Sunday, June 26, 2022

 

Dear Great Book Guru, We just came back from a great Juneteenth celebration at the Children’s Library. Families enjoyed stories, music, a craft, and a parade on a beautiful afternoon. Now I have the rest of this holiday weekend to get into a good book. A novel set in the present and not too long, please. Juneteenth Celebrant

Dear Juneteenth Celebrant, I just finished Tom Perrotta’s latest novel, TRACY FLICK CAN’T WIN, and I loved it! Tracy is a forty-one year-old assistant principal in a suburban high school and she is vying to take over for the retiring principal, Jack Weed. In alternating chapters, we hear from ten characters - all of whom are part of this school saga. Kyle Dorfman is a wealthy former tech developer and now school board president with ambitious to make his mark by creating a Hall of Fame for the high school. He is intent on having Vito Falcone – a retired football player and recovering alcoholic – as the first honoree.
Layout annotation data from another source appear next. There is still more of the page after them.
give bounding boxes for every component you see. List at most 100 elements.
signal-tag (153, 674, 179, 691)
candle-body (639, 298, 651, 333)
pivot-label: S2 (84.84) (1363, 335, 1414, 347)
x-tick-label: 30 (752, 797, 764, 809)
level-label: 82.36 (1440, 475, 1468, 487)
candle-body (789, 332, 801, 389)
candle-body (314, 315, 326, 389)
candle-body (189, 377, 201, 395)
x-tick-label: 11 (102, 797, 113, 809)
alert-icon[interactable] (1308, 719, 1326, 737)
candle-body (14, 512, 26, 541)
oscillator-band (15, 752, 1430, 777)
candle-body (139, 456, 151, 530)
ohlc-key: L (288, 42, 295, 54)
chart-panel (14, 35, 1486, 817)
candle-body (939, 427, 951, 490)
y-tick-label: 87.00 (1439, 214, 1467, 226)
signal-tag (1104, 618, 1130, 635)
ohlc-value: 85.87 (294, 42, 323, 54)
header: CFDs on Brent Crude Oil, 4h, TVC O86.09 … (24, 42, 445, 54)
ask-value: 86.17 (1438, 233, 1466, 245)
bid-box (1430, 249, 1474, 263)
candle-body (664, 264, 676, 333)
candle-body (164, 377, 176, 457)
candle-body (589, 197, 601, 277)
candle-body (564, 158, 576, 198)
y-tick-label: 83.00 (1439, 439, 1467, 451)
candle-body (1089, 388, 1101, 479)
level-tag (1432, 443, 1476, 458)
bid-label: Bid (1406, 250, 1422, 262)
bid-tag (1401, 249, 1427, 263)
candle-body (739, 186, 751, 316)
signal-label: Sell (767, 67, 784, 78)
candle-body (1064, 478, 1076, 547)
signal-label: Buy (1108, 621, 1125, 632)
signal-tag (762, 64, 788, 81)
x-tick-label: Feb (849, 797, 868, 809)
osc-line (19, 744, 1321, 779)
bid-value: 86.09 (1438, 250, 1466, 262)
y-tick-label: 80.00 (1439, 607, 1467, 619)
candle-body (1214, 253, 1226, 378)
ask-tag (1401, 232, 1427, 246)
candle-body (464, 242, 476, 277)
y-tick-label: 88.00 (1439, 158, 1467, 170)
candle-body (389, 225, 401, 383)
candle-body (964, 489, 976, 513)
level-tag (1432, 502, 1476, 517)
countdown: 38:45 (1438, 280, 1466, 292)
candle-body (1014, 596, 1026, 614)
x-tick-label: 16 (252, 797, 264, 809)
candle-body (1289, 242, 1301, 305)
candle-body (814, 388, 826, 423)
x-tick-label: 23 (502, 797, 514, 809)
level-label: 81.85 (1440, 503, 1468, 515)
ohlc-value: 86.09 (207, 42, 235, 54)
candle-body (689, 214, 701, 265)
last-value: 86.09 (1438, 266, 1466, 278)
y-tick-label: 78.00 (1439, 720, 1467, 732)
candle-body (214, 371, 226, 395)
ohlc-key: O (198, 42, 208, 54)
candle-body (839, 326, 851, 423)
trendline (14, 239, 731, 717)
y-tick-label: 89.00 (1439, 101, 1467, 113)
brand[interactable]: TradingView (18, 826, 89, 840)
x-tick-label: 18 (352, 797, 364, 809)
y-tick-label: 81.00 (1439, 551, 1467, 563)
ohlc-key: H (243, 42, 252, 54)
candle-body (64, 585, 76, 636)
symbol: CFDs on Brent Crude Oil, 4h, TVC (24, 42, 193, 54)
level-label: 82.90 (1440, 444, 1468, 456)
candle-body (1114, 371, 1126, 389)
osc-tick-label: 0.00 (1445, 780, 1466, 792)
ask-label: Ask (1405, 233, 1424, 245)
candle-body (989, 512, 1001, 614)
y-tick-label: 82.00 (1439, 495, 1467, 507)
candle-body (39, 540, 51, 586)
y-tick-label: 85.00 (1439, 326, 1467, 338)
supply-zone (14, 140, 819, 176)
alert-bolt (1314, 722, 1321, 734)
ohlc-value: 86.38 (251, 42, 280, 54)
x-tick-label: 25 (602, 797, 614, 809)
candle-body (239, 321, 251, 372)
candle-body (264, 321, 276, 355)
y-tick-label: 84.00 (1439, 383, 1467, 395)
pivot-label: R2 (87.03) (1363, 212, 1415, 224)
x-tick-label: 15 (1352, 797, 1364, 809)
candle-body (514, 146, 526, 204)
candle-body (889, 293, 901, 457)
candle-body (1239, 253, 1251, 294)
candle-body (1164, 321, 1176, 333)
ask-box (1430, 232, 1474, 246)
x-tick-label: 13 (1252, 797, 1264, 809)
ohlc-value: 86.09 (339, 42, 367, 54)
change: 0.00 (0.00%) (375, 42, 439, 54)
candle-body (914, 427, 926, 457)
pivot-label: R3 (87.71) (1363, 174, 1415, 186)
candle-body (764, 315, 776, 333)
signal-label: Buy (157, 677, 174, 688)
Principal Weed has been having an affair with the school secretary Front Desk Doris who he nominates as the other Hall of Famer. Doris gives her version of the relationship, quite different from Weed’s.  Students Lily Chu and Nate Cleary tell their stories of teenage angst while we learn the back story of Tracy and her derailed ambitions going back to her teenage years. Questions of power, politics, and memory are addressed with a dramatic conclusion. Highly recommended!

 

Sunday, June 5, 2022


 Dear Great Book Guru,  I just got back from the Village-wide Garage Sale-always a favorite event of mine! The Sea Cliff Civic Association does such a great job and I found some wonderful books including a huge number of Grisham novels.  Do you have a favorite I should begin with? Fan of Village Garage Sale

Dear Fan of the Village Garage Sale, I recently reviewed SOOLEY which was not in the Grisham legal thriller tradition, but this week I read THE GUARDIANS, definitely a return to the courtroom and a spectacular return, indeed! Set in a small town in Florida, the story is told in the first person by Cullen Post, an Episcopalian priest and lawyer who left his law practice years before, after defending a criminal in a horrific case. Drawn back to the law, he works for the Guardians, a small group of people dedicated to freeing the wrongfully imprisoned.  They have succeeded in eight cases and Post has now taken on their next innocent - Quincey Miller. Miller has been imprisoned for twenty-two years for the murder of a young lawyer who had represented him badly in a divorce suit. All these years, Miller has maintained his innocence and there seems to be much evidence of political interference and judicial malfeasance. Post works hard to gather witnesses - all of whom have much to fear. Throughout we sense the passion Post feels and the injustices faced by many in our prisons. This is a thought-provoking book and highly recommended.